Ce 8 mai 2017, le peuple de France se réveille victime d’un hold-up au forceps, à nouveau berné par des élites mondialisées minoritaires ayant fait le job comme disent les américains : faire en sorte que le vote voulu soit le vote obtenu. Le président représente 18 % du corps électoral. Et la démocratie ? Le pouvoir aux sans-dents, ça ne va pas la tête ? Bienvenue en post-République française. Allez Dany, dis-le un peu pour voir : « élections, piège à cons ? ». Dis-moi, Dany, il est comment le bon côté du manche ?

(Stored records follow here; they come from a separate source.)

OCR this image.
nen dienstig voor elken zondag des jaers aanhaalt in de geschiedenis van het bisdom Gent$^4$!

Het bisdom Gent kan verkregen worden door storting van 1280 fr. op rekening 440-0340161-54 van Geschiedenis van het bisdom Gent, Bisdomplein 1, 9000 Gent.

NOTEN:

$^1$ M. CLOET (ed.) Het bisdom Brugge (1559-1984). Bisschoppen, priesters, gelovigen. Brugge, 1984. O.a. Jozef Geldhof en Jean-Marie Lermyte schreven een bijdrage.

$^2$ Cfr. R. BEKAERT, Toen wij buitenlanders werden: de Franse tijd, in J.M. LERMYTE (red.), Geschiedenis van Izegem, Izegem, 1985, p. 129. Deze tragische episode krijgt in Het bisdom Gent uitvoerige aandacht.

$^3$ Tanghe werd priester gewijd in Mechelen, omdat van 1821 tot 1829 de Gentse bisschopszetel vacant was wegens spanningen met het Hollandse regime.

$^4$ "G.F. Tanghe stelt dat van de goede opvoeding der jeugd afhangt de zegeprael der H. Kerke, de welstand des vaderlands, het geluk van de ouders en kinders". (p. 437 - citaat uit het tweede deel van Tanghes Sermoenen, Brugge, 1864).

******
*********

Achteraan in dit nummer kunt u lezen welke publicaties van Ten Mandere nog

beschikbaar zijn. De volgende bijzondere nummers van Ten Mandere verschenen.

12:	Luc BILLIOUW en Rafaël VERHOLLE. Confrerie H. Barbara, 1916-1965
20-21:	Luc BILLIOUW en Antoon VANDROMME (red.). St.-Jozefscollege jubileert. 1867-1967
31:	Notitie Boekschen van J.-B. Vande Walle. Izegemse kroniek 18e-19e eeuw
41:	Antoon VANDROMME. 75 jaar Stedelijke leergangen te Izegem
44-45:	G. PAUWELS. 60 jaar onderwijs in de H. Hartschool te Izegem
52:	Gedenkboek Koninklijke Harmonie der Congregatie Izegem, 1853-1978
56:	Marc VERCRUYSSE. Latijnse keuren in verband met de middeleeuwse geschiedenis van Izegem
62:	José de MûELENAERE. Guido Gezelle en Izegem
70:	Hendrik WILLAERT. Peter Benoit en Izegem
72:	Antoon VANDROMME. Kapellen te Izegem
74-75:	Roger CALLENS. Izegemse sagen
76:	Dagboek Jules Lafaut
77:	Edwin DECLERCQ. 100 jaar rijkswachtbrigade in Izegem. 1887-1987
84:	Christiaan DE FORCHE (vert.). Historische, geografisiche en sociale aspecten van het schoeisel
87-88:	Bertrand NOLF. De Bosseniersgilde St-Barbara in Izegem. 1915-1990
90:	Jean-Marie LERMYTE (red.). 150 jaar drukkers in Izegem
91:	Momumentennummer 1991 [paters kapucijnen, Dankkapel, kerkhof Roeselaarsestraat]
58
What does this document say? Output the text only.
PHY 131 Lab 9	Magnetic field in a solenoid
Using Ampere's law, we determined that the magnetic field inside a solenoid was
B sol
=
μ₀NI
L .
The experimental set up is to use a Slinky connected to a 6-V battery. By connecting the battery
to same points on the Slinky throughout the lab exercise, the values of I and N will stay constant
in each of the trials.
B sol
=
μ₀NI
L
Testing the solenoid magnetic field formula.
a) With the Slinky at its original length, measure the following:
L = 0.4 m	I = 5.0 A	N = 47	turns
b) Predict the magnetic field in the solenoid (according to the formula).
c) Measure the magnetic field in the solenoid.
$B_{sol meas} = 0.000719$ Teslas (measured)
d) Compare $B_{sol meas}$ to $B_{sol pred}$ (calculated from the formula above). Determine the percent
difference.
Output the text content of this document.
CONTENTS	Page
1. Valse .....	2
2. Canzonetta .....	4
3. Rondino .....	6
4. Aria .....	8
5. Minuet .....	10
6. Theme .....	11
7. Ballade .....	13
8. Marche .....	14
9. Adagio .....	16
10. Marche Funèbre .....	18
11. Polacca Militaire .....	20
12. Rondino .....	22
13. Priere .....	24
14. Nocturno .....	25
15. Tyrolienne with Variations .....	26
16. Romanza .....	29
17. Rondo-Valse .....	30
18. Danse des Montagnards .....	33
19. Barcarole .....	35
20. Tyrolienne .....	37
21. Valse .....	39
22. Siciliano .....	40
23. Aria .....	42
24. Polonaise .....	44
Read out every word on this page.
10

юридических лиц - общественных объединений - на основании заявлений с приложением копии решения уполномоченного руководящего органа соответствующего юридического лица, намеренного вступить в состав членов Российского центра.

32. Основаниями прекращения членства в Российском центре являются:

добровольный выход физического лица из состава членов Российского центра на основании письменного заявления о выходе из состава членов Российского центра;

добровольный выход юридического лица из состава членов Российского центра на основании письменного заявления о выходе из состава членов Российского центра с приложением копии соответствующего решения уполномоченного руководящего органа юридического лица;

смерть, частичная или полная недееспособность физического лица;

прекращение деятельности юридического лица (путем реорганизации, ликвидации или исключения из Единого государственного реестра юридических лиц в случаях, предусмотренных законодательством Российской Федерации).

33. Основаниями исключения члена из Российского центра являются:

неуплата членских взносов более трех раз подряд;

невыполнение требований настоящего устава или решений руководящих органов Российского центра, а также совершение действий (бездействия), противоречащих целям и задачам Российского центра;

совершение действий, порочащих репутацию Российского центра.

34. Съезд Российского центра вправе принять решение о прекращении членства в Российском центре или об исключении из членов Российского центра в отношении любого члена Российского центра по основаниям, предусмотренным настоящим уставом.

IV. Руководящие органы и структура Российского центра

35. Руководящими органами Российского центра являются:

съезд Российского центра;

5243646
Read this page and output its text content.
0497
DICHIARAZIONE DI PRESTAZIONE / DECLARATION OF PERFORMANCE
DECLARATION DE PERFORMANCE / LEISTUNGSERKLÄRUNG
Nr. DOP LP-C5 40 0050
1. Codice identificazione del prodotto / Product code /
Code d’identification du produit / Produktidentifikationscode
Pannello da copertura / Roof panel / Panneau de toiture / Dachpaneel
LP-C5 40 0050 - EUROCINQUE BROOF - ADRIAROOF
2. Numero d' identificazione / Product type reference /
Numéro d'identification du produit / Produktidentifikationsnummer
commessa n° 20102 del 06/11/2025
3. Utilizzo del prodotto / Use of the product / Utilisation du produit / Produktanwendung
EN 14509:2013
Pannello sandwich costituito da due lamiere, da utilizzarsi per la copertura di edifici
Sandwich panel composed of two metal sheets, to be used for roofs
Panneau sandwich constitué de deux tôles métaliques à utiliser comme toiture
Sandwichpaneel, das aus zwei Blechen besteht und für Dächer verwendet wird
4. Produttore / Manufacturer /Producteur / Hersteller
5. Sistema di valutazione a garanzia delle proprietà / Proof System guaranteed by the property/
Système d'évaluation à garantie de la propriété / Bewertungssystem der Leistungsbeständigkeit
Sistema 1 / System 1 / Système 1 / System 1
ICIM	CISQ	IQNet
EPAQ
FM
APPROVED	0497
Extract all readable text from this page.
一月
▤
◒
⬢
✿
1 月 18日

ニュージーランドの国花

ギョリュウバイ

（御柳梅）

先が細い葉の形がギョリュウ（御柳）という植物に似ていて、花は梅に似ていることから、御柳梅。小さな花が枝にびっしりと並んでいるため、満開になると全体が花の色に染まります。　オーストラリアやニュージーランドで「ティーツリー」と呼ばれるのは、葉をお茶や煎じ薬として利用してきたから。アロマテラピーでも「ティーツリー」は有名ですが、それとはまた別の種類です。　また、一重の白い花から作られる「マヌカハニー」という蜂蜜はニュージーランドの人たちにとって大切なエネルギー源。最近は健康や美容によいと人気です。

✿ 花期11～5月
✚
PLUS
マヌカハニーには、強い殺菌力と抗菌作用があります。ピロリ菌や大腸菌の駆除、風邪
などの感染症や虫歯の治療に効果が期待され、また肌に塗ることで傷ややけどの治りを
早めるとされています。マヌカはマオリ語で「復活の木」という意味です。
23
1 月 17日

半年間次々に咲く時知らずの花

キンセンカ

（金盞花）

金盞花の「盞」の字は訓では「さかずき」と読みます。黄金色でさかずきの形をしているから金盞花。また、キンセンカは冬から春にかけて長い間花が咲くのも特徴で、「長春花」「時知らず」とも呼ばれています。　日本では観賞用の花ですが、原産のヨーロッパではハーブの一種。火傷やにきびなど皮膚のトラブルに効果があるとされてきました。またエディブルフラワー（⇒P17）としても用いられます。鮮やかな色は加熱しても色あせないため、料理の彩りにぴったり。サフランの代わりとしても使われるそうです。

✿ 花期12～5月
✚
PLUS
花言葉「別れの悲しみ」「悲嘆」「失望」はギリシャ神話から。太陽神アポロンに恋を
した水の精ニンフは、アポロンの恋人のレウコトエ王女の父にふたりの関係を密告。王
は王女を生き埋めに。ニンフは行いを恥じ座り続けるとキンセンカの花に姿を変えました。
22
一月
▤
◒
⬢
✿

En pire, cela donne quoi? Le nouvel inconnu va t-il faire être consulaire. Il a déjà sa marche en avant qui va devenir bien vite en arrière… A reculons cela donne quoi. L’homme de Macron–mignon va t-il devenir austral au pi-thèque pitoyable. Gare au moment du dégonflage. La baudruche ne sera plus alors que vieille peau. Et ses souteneurs qui viennent sans vergogne lui déclarer leur flamme..  Il y a peu, ils la déclaraient à d’autres. Le putatif est maintenant élu et il reçoit, en audience ses putes-à-tifs, quémandeurs de leur droit à rester julot-casse-croute sur le dos du Peuple. La place est trop bonne. Mieux certains revendiquent officiellement le doublement de leurs indemnités (non de départ) devant des péquenots (nous, le peuple) qui voient leur salaire stagner et leur pouvoir d’achat progresser négativement. Sacré respect de l’électeur-payeur.

On ne fait pas du neuf avec du vieux, surtout quand il est pourri et ripoux. Du balai… Mais qui tiendra le manche, le peuple ou des nantis, imbus et surtout imbuvables.